Multiple Players Vying for One Target: Regulation of Differential Signaling Fate of Corticotropin‐releasing Factor Receptor 1 (CRF 1 )

Activation of CRF 1 by CRF, urocortin (Ucn1) or both, is critical in stress‐related pathophysiological conditions like anxiety, depression, and irritable bowel syndrome. We sought to determine how CRF 1 activation by multiple ligands evokes distinct cellular responses. Mass spectrometry and HPLC showed endothelin‐converting enzyme‐1 (ECE‐1) differentially degrades CRF and Ucn1; ECE‐1 cleaves Ucn1, but not CRF, at critical residue Arginine‐34/35’, which is essential for ligand‐receptor binding.
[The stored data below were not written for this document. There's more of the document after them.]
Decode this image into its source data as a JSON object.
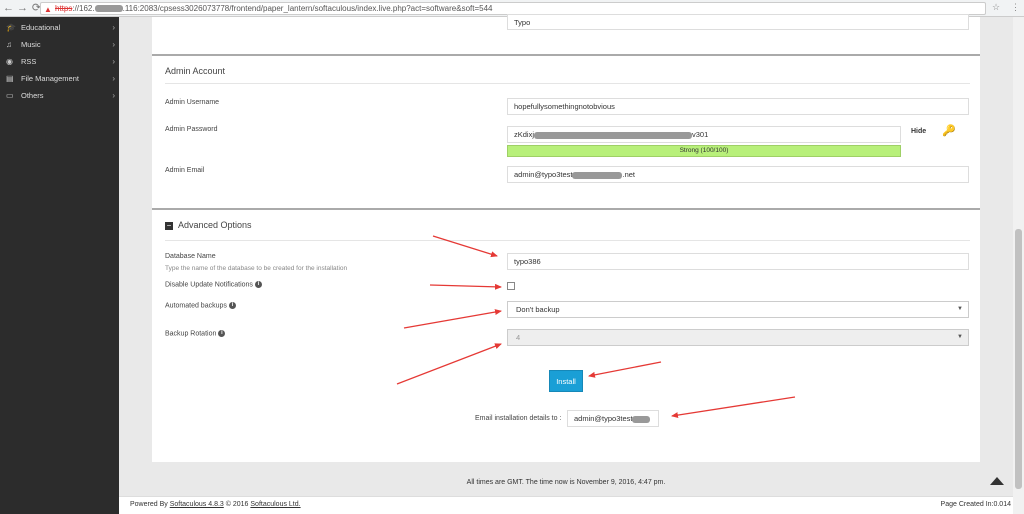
{
  "browser": {
    "url_scheme": "https",
    "url_host_start": "://162.",
    "url_host_end": ".116",
    "url_rest": ":2083/cpsess3026073778/frontend/paper_lantern/softaculous/index.live.php?act=software&soft=544"
  },
  "sidebar": {
    "items": [
      {
        "label": "Educational",
        "icon": "graduation-cap-icon"
      },
      {
        "label": "Music",
        "icon": "music-note-icon"
      },
      {
        "label": "RSS",
        "icon": "rss-icon"
      },
      {
        "label": "File Management",
        "icon": "file-management-icon"
      },
      {
        "label": "Others",
        "icon": "folder-icon"
      }
    ]
  },
  "top_field": {
    "value": "Typo"
  },
  "admin": {
    "title": "Admin Account",
    "username_label": "Admin Username",
    "username_value": "hopefullysomethingnotobvious",
    "password_label": "Admin Password",
    "password_start": "zKdixj",
    "password_end": "v301",
    "strength": "Strong (100/100)",
    "hide_label": "Hide",
    "email_label": "Admin Email",
    "email_start": "admin@typo3test",
    "email_end": ".net"
  },
  "advanced": {
    "title": "Advanced Options",
    "db_label": "Database Name",
    "db_sub": "Type the name of the database to be created for the installation",
    "db_value": "typo386",
    "disable_updates_label": "Disable Update Notifications",
    "backups_label": "Automated backups",
    "backups_value": "Don't backup",
    "rotation_label": "Backup Rotation",
    "rotation_value": "4"
  },
  "install_label": "Install",
  "email_details_label": "Email installation details to :",
  "email_details_value": "admin@typo3test",
  "footer_note": "All times are GMT. The time now is November 9, 2016, 4:47 pm.",
  "powered": {
    "prefix": "Powered By",
    "link": "Softaculous 4.8.3",
    "mid": "© 2016",
    "company": "Softaculous Ltd."
  },
  "page_created": "Page Created In:0.014",
  "colors": {
    "accent": "#1a9fd6",
    "strength": "#b8f07a",
    "sidebar": "#2c2c2c",
    "annotation_arrow": "#e53935"
  }
}
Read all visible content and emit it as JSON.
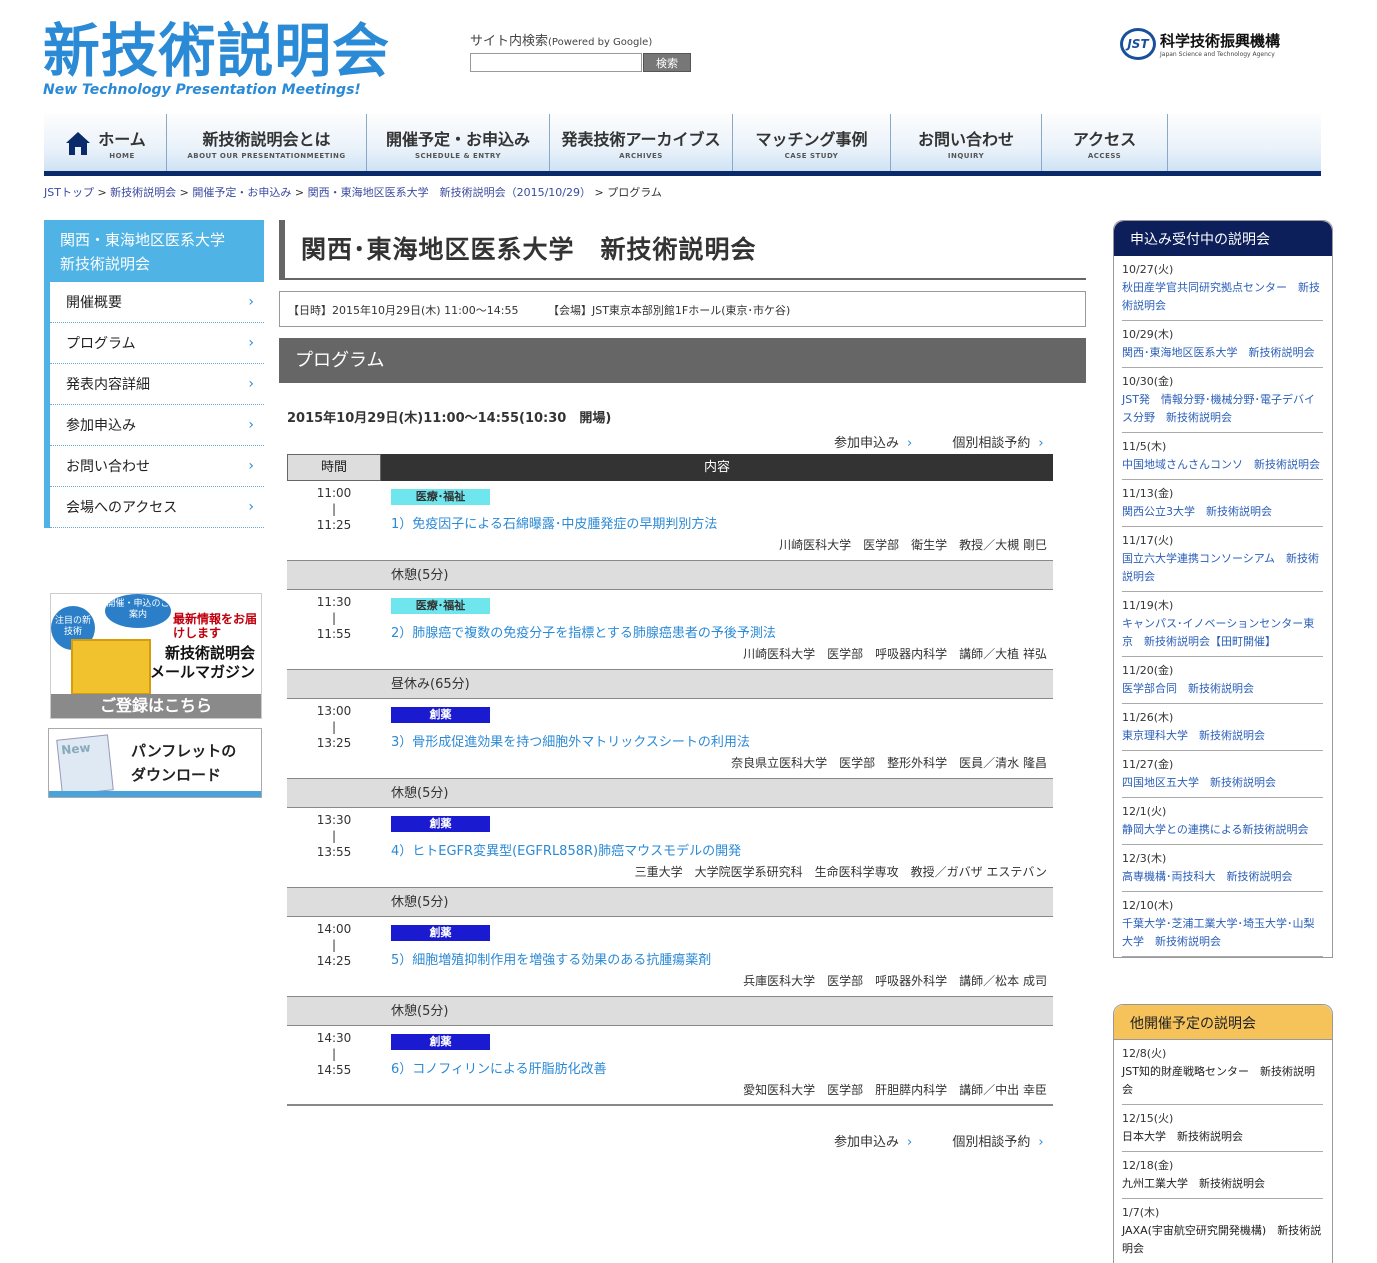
{
  "logo": {
    "jp": "新技術説明会",
    "en": "New Technology Presentation Meetings!"
  },
  "search": {
    "label": "サイト内検索",
    "powered": "(Powered by Google)",
    "button": "検索",
    "value": ""
  },
  "jst": {
    "mark": "JST",
    "name": "科学技術振興機構",
    "sub": "Japan Science and Technology Agency"
  },
  "nav": [
    {
      "jp": "ホーム",
      "en": "HOME"
    },
    {
      "jp": "新技術説明会とは",
      "en": "ABOUT OUR PRESENTATIONMEETING"
    },
    {
      "jp": "開催予定・お申込み",
      "en": "SCHEDULE & ENTRY"
    },
    {
      "jp": "発表技術アーカイブス",
      "en": "ARCHIVES"
    },
    {
      "jp": "マッチング事例",
      "en": "CASE STUDY"
    },
    {
      "jp": "お問い合わせ",
      "en": "INQUIRY"
    },
    {
      "jp": "アクセス",
      "en": "ACCESS"
    }
  ],
  "breadcrumb": [
    "JSTトップ",
    "新技術説明会",
    "開催予定・お申込み",
    "関西・東海地区医系大学　新技術説明会（2015/10/29）",
    "プログラム"
  ],
  "sidebar": {
    "title": "関西・東海地区医系大学新技術説明会",
    "title_l1": "関西・東海地区医系大学",
    "title_l2": "新技術説明会",
    "items": [
      "開催概要",
      "プログラム",
      "発表内容詳細",
      "参加申込み",
      "お問い合わせ",
      "会場へのアクセス"
    ]
  },
  "mail_banner": {
    "b1": "注目の新技術",
    "b2": "開催・申込のご案内",
    "r1": "最新情報をお届けします",
    "r2a": "新技術説明会",
    "r2b": "メールマガジン",
    "bottom": "ご登録はこちら"
  },
  "pamphlet": {
    "icon_text": "New",
    "l1": "パンフレットの",
    "l2": "ダウンロード"
  },
  "main": {
    "title": "関西･東海地区医系大学　新技術説明会",
    "date": "【日時】2015年10月29日(木) 11:00～14:55",
    "venue": "【会場】JST東京本部別館1Fホール(東京･市ケ谷)",
    "program_heading": "プログラム",
    "date_line": "2015年10月29日(木)11:00～14:55(10:30　開場)",
    "link_apply": "参加申込み",
    "link_consult": "個別相談予約",
    "col_time": "時間",
    "col_content": "内容"
  },
  "sessions": [
    {
      "start": "11:00",
      "end": "11:25",
      "tag": "医療･福祉",
      "tagtype": "med",
      "title": "1）免疫因子による石綿曝露･中皮腫発症の早期判別方法",
      "affil": "川崎医科大学　医学部　衛生学　教授／大槻 剛巳",
      "break": "休憩(5分)"
    },
    {
      "start": "11:30",
      "end": "11:55",
      "tag": "医療･福祉",
      "tagtype": "med",
      "title": "2）肺腺癌で複数の免疫分子を指標とする肺腺癌患者の予後予測法",
      "affil": "川崎医科大学　医学部　呼吸器内科学　講師／大植 祥弘",
      "break": "昼休み(65分)"
    },
    {
      "start": "13:00",
      "end": "13:25",
      "tag": "創薬",
      "tagtype": "sou",
      "title": "3）骨形成促進効果を持つ細胞外マトリックスシートの利用法",
      "affil": "奈良県立医科大学　医学部　整形外科学　医員／清水 隆昌",
      "break": "休憩(5分)"
    },
    {
      "start": "13:30",
      "end": "13:55",
      "tag": "創薬",
      "tagtype": "sou",
      "title": "4）ヒトEGFR変異型(EGFRL858R)肺癌マウスモデルの開発",
      "affil": "三重大学　大学院医学系研究科　生命医科学専攻　教授／ガバザ エステバン",
      "break": "休憩(5分)"
    },
    {
      "start": "14:00",
      "end": "14:25",
      "tag": "創薬",
      "tagtype": "sou",
      "title": "5）細胞増殖抑制作用を増強する効果のある抗腫瘍薬剤",
      "affil": "兵庫医科大学　医学部　呼吸器外科学　講師／松本 成司",
      "break": "休憩(5分)"
    },
    {
      "start": "14:30",
      "end": "14:55",
      "tag": "創薬",
      "tagtype": "sou",
      "title": "6）コノフィリンによる肝脂肪化改善",
      "affil": "愛知医科大学　医学部　肝胆膵内科学　講師／中出 幸臣",
      "break": ""
    }
  ],
  "open_events": {
    "heading": "申込み受付中の説明会",
    "items": [
      {
        "date": "10/27(火)",
        "name": "秋田産学官共同研究拠点センター　新技術説明会"
      },
      {
        "date": "10/29(木)",
        "name": "関西･東海地区医系大学　新技術説明会"
      },
      {
        "date": "10/30(金)",
        "name": "JST発　情報分野･機械分野･電子デバイス分野　新技術説明会"
      },
      {
        "date": "11/5(木)",
        "name": "中国地域さんさんコンソ　新技術説明会"
      },
      {
        "date": "11/13(金)",
        "name": "関西公立3大学　新技術説明会"
      },
      {
        "date": "11/17(火)",
        "name": "国立六大学連携コンソーシアム　新技術説明会"
      },
      {
        "date": "11/19(木)",
        "name": "キャンパス･イノベーションセンター東京　新技術説明会【田町開催】"
      },
      {
        "date": "11/20(金)",
        "name": "医学部合同　新技術説明会"
      },
      {
        "date": "11/26(木)",
        "name": "東京理科大学　新技術説明会"
      },
      {
        "date": "11/27(金)",
        "name": "四国地区五大学　新技術説明会"
      },
      {
        "date": "12/1(火)",
        "name": "静岡大学との連携による新技術説明会"
      },
      {
        "date": "12/3(木)",
        "name": "高専機構･両技科大　新技術説明会"
      },
      {
        "date": "12/10(木)",
        "name": "千葉大学･芝浦工業大学･埼玉大学･山梨大学　新技術説明会"
      }
    ]
  },
  "other_events": {
    "heading": "他開催予定の説明会",
    "items": [
      {
        "date": "12/8(火)",
        "name": "JST知的財産戦略センター　新技術説明会"
      },
      {
        "date": "12/15(火)",
        "name": "日本大学　新技術説明会"
      },
      {
        "date": "12/18(金)",
        "name": "九州工業大学　新技術説明会"
      },
      {
        "date": "1/7(木)",
        "name": "JAXA(宇宙航空研究開発機構)　新技術説明会"
      }
    ]
  }
}
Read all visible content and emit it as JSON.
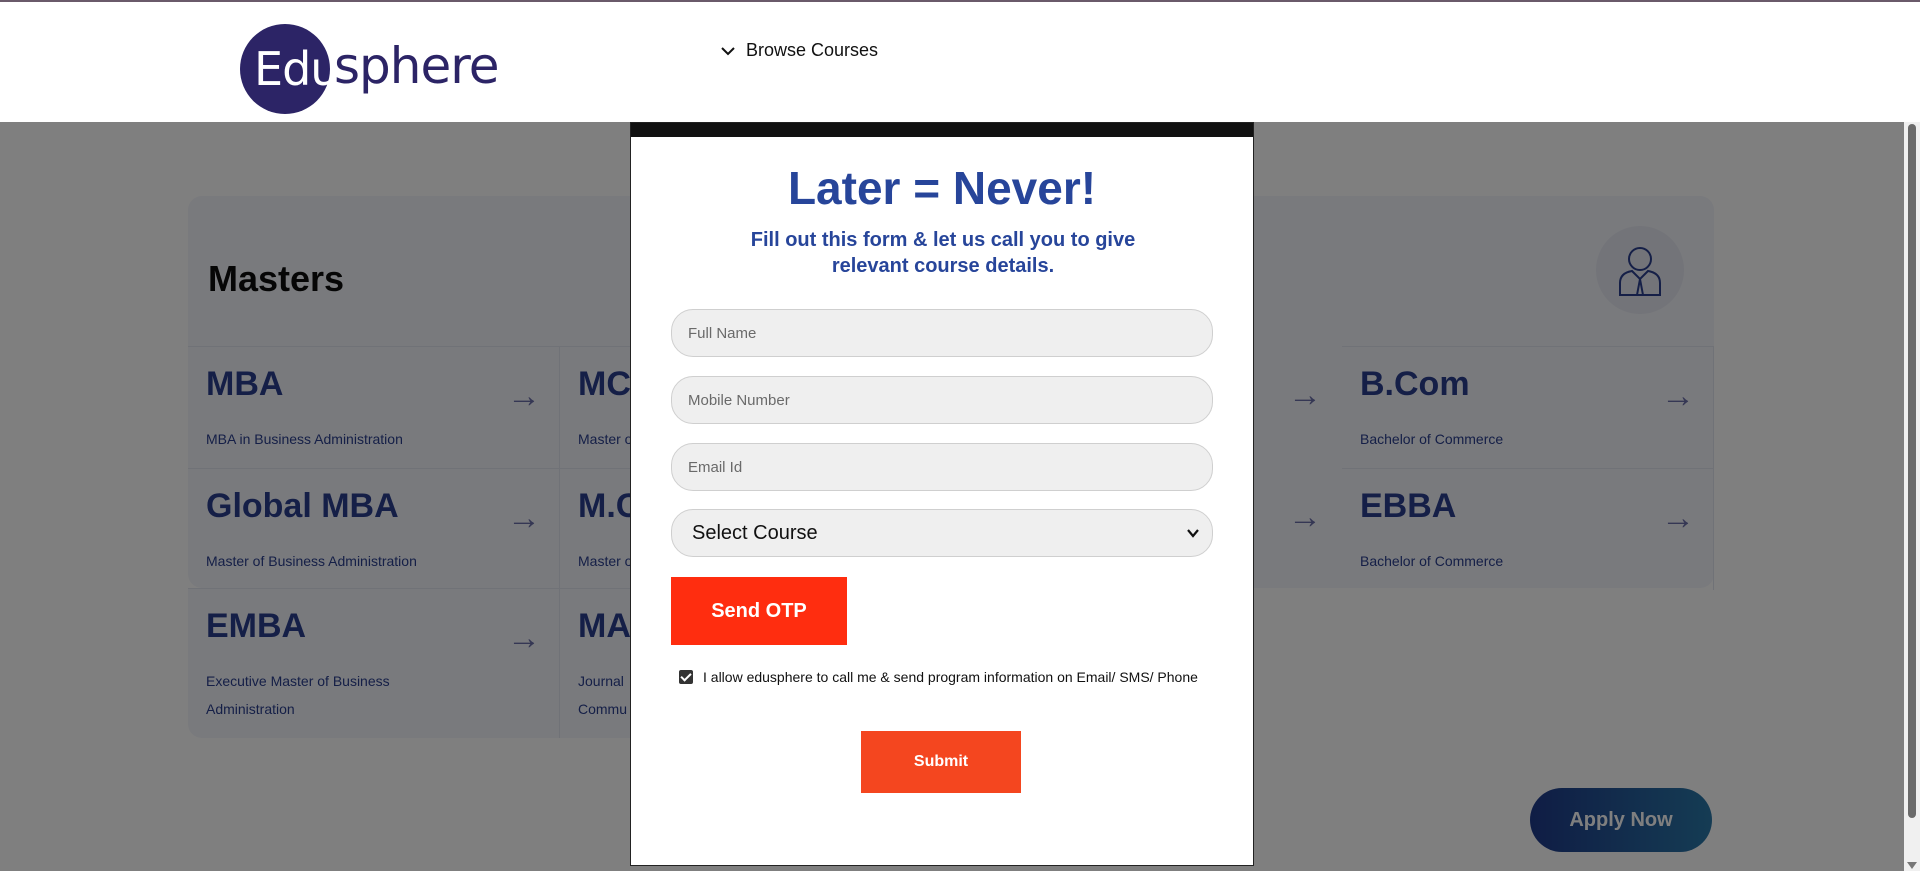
{
  "header": {
    "logo_part1": "Edu",
    "logo_part2": "sphere",
    "browse_label": "Browse Courses"
  },
  "masters": {
    "title": "Masters",
    "courses": [
      {
        "name": "MBA",
        "desc": "MBA in Business Administration"
      },
      {
        "name": "MC",
        "desc": "Master o"
      },
      {
        "name": "B.Com",
        "desc": "Bachelor of Commerce"
      },
      {
        "name": "Global MBA",
        "desc": "Master of Business Administration"
      },
      {
        "name": "M.C",
        "desc": "Master o"
      },
      {
        "name": "EBBA",
        "desc": "Bachelor of Commerce"
      },
      {
        "name": "EMBA",
        "desc": "Executive Master of Business Administration"
      },
      {
        "name": "MA",
        "desc": "Journal Commu"
      }
    ]
  },
  "apply_label": "Apply Now",
  "modal": {
    "title": "Later = Never!",
    "subtitle": "Fill out this form & let us call you to give relevant course details.",
    "full_name_placeholder": "Full Name",
    "mobile_placeholder": "Mobile Number",
    "email_placeholder": "Email Id",
    "select_value": "Select Course",
    "send_otp_label": "Send OTP",
    "consent_text": "I allow edusphere to call me & send program information on Email/ SMS/ Phone",
    "consent_checked": true,
    "submit_label": "Submit"
  }
}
ECE‐1 cleavage disrupts the Ucn1‐CRF 1 complex to alter Ucn1‐, but not CRF‐mediated Ca 2+ mobilization. ECE‐1 inhibition disrupted Ucn1‐, but not CRF‐induced CRF 1 recycling and re‐sensitization, but did not prolong the association of CRF 1 with β‐arrestins (βARRs). Ucn1‐, but not CRF‐induced CRF 1 recycling was dependent on Rab11 activity and re‐sensitization was dependent on both Rab4 and Rab11 activity. CRF 1 behaves like a class A GPCR with respect to transient βARR interaction, but like a class B GPCR with respect to slow recycling. We propose a novel mechanism by which two ligands acting on the same receptor can result in distinct re‐sensitization and downstream signaling– differential degradation by ECE‐1. NIH DK080787 and Hellman Family Foundation grant to AB.